Ses dernières remarques interviennent après qu’une dirigeante locale du parti d’opposition du Congrès, Maria Alam, s’est adressée à un rassemblement dans l’État d’Uttar Pradesh, dans le nord de l’Inde, demandant aux musulmans de mener un « jihad » de « votes », car « c’est le seul jihad ». » qu’ils pourraient mener pour chasser Modi du pouvoir. Après que le parti Bharatiya Janata (BJP) de Modi l’ait attaquée pour avoir utilisé le terme « jihad » dans son discours, elle a précisé à la presse que par « jihad », l’arabe signifiant lutte, elle encourageait la participation des électeurs musulmans.

Modi, dans son discours, a toutefois suggéré qu’un appel au « vote pour le jihad » était « dangereux pour la démocratie du pays ». Les critiques et les dirigeants de l’opposition affirment cependant que les propos du Premier ministre, ciblant les 200 millions de musulmans de l’Inde, sont ce qui est troublant pour l’Inde, en particulier au milieu d’élections tendues, au cours desquelles 960 millions d’électeurs se sont inscrits pour voter.

« Infiltrés », « envahisseurs », « pilleurs »

Dans un discours de campagne la semaine dernière, Modi a assimilé la communauté musulmane à des « infiltrés » et les a décrits comme « ceux qui ont plus d’enfants », cédant à un cliché majoritaire hindou populaire selon lequel les musulmans produisent plus d’enfants, dans le but de dépasser en nombre les hindous en Inde. . En réalité, les musulmans constituent moins de 15 pour cent de la population nationale, et les données gouvernementales montrent que leur taux de fécondité diminue plus rapidement que celui des hindous et des autres grands groupes religieux.

Ces commentaires ont déclenché une querelle politique, suscitant de vives critiques de la part de l’opposition et de certaines parties de la société civile. Près de 20 000 citoyens ont écrit à la Commission électorale indienne pour agir contre les accusations de discours de haine de Modi.

Pourtant, deux jours plus tard, le 23 avril, Modi a doublé ses propos, affirmant qu’il s’agissait d’un complot ourdi par le Congrès et les musulmans pour voler les richesses hindoues.

“J’ai présenté la vérité devant la nation, à savoir que le Congrès a ourdi une profonde conspiration pour s’emparer de vos biens et les distribuer à leurs favoris”, a-t-il déclaré, en référence aux musulmans.

Puis, le 30 avril, le BJP a publié une vidéo de campagne animée sur Instagram, montrant des portraits stéréotypés de pillards musulmans violents et cupides attaquant l’Inde médiévale et pillant ses richesses, avant que Modi n’arrive pour sauver la nation.

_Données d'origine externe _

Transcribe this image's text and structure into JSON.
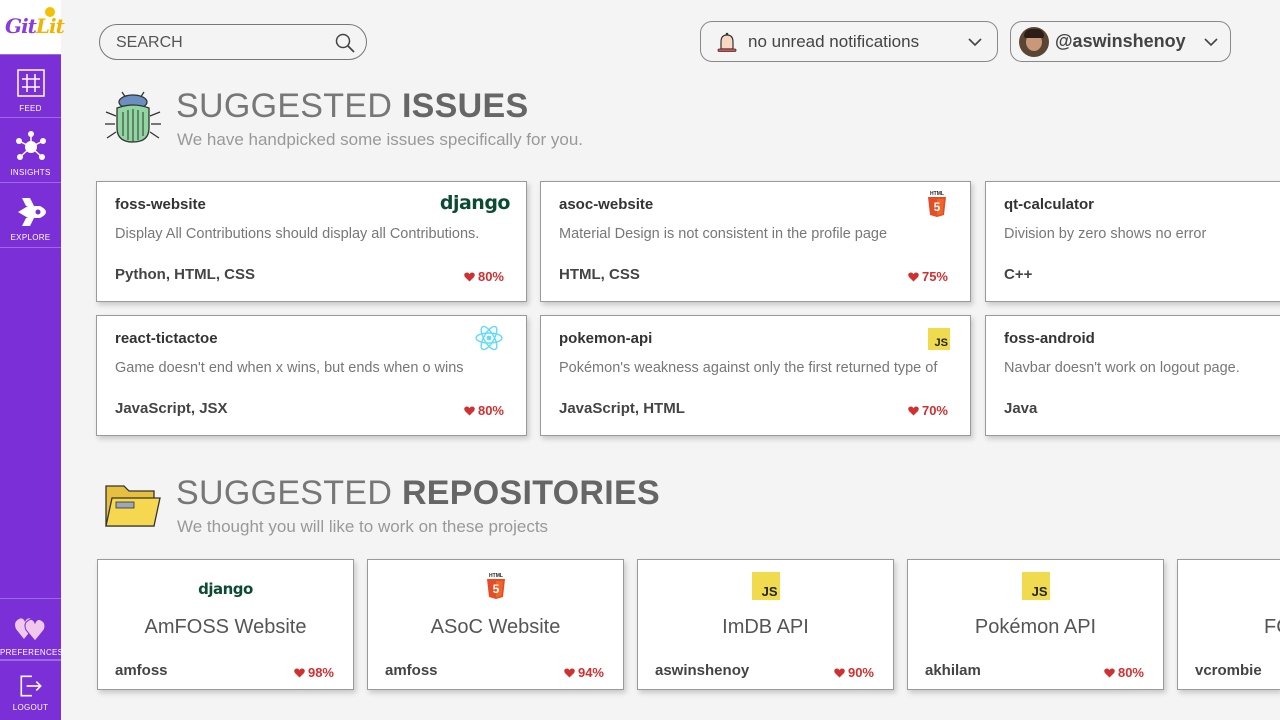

La vidéo colportait à nouveau les affirmations du Premier ministre selon lesquelles le Congrès, s’il était élu, répartirait les richesses et les biens hindous entre les musulmans.

Alors que l’ancien Premier ministre du Congrès, Manmohan Singh, avait déclaré il y a 18 ans que les communautés indiennes défavorisées, y compris les musulmans, devraient avoir accès en premier aux ressources nationales, le programme de campagne du Congrès ne fait aucune référence à la possibilité de retirer la richesse d’une communauté pour la donner à tout autre groupe. D’autres théories du complot auxquelles Modi a fait référence publiquement ces derniers jours incluent les notions de « jihad de l’amour » – selon lesquelles des hommes musulmans épousent des femmes d’autres confessions afin de les convertir à l’islam – et de « jihad de la terre » – selon laquelle les musulmans accumulent des terres pour gagner. contrôle du territoire de l’Inde.

Rien de tout cela n’est surprenant pour Nilanjan Mukhopadhyay, un biographe de Modi, qui a déclaré que la polarisation religieuse était une seconde nature pour Modi depuis des décennies. « La démocratie indienne a été gravement brutalisée par le BJP et Modi », a-t-il déclaré à Al Jazeera. « C’est peut-être aujourd’hui la pire période pour un musulman en Inde, qui se sent désormais prisonnier de son identité. »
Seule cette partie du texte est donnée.